In the experiment of removing the GRU module, although the performance decreased, the impact was less than that of Experiment 1. The OA on the UP dataset is 92.7% and the Kappa is 0.920; the IN dataset has an OA of 91.8% and a Kappa of 0.910; and the SA dataset has an OA of 89.9% and a Kappa of 0.895. This result illustrates the important role of the GRU module in the model, especially in capturing the order dependence of spectral features. However, the model can still maintain good performance even without the GRU module, indicating that other components (such as the spectral transformer) also play a significant role in the model.
The experimental results without pretraining performed the worst on all indicators. On the UP dataset, OA dropped to 87.3%, and Kappa dropped to 0.865; on the IN dataset, OA dropped to 86.5%, and Kappa dropped to 0.850; and on the SA dataset, OA dropped to 84.7%, and Kappa dropped to 0.835. This significant performance drop underscores the importance of the pretraining phase. Pretraining allows the model to learn robust feature representations without labeled data, providing a solid foundation for the fine-tuning phase.
5. Conclusions
This paper introduces a self-supervised learning algorithm, S3L, based on the spectral transformer for HSI classification. The S3L algorithm operates in two stages: pretraining and fine-tuning. During the pretraining stage, a mask mechanism is employed to learn the spatial representation of HSI, and spectral features are modeled through the spectral transformer module. In the fine-tuning stage, labeled data are utilized to optimize pretraining weights and enhance classification accuracy. Additionally, a GRU layer is integrated into the algorithm to strengthen the sequence dependence of spectral features. Experimental results on multiple datasets demonstrate that the S3L algorithm performs commendably when labeled samples are limited and is competitive with current advanced methods. Future work will explore the application of S3L in a broader range of remote sensing data classification tasks and further optimize the algorithm structure.

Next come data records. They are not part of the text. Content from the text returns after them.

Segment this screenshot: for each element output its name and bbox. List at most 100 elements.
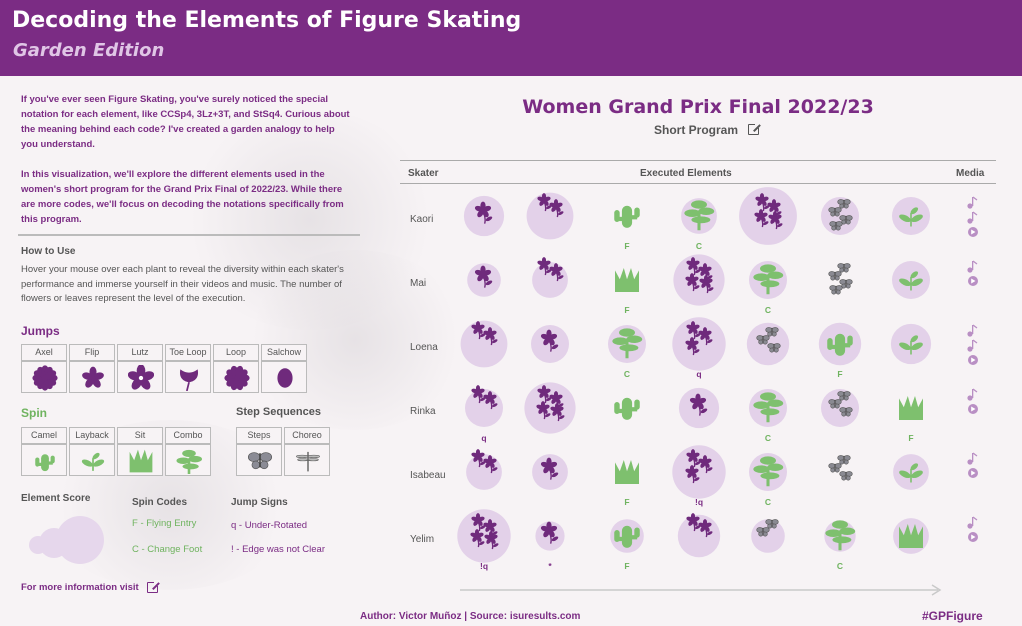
element-plant-violet[interactable] [672, 317, 726, 371]
jump-legend-label: Loop [213, 344, 259, 361]
element-plant-butterfly[interactable] [828, 263, 853, 295]
bud-icon [277, 368, 293, 388]
intro-paragraph-2: In this visualization, we'll explore the… [21, 169, 344, 225]
element-plant-sprout[interactable] [890, 323, 932, 365]
music-note-icon[interactable] [967, 260, 978, 273]
element-plant-cactus[interactable] [818, 322, 862, 366]
more-info-link[interactable]: For more information visit [21, 582, 139, 593]
element-plant-butterfly[interactable] [821, 389, 859, 427]
play-video-icon[interactable] [968, 355, 978, 365]
element-plant-violet[interactable] [739, 187, 797, 245]
element-plant-violet[interactable] [465, 385, 503, 427]
jump-sign-under-rotated: q - Under-Rotated [231, 520, 308, 531]
skater-name: Loena [410, 342, 438, 353]
element-plant-violet[interactable] [457, 509, 511, 563]
element-plant-grass[interactable] [615, 268, 639, 292]
play-video-icon[interactable] [968, 468, 978, 478]
music-note-icon[interactable] [967, 339, 978, 352]
element-plant-violet[interactable] [467, 263, 501, 297]
external-link-icon[interactable] [147, 580, 160, 593]
element-plant-violet[interactable] [466, 449, 502, 490]
element-plant-butterfly[interactable] [746, 322, 790, 366]
skater-name: Mai [410, 278, 427, 289]
element-code: C [765, 497, 771, 507]
element-code: F [624, 497, 629, 507]
spin-legend-label: Layback [69, 427, 115, 444]
play-video-icon[interactable] [968, 532, 978, 542]
element-plant-violet[interactable] [531, 325, 569, 363]
element-plant-violet[interactable] [678, 387, 720, 429]
element-plant-tree[interactable] [749, 453, 787, 491]
tree-icon [176, 449, 202, 474]
element-plant-tree[interactable] [749, 389, 787, 427]
table-header-rule [400, 183, 996, 184]
chart-title: Women Grand Prix Final 2022/23 [522, 96, 874, 118]
butterfly-icon [247, 452, 273, 470]
violet-icon [128, 365, 154, 390]
element-plant-grass[interactable] [893, 518, 929, 554]
element-plant-violet[interactable] [532, 454, 568, 490]
element-plant-tree[interactable] [681, 198, 717, 234]
cactus-icon [35, 454, 55, 472]
jump-legend-cell [117, 361, 163, 393]
play-video-icon[interactable] [968, 404, 978, 414]
element-plant-butterfly[interactable] [821, 197, 859, 235]
element-plant-sprout[interactable] [893, 454, 929, 490]
element-code: C [696, 241, 702, 251]
element-plant-violet[interactable] [672, 445, 726, 499]
element-plant-tree[interactable] [824, 520, 856, 552]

While the proposed method has demonstrated remarkable performance, it is not without its limitations. Compared to convolutional neural networks (CNNs), the self-supervised learning (S3L) approach, which leverages the transformer architecture, encounters certain deployment challenges. Primarily, the intricate self-attention mechanism inherent to transformers demands substantial memory during inference, posing significant demands on hardware resources. Additionally, the scarcity of hardware platforms capable of accelerating transformer models represents another critical issue that needs addressing. Moving forward, our research will focus on developing a lightweight transformer architecture and exploring hardware acceleration capabilities for transformer-based models. Furthermore, the training, fine-tuning, and testing processes have been confined to a single dataset. Future efforts will aim to extend these processes across diverse datasets, enhancing the method’s adaptability and robustness.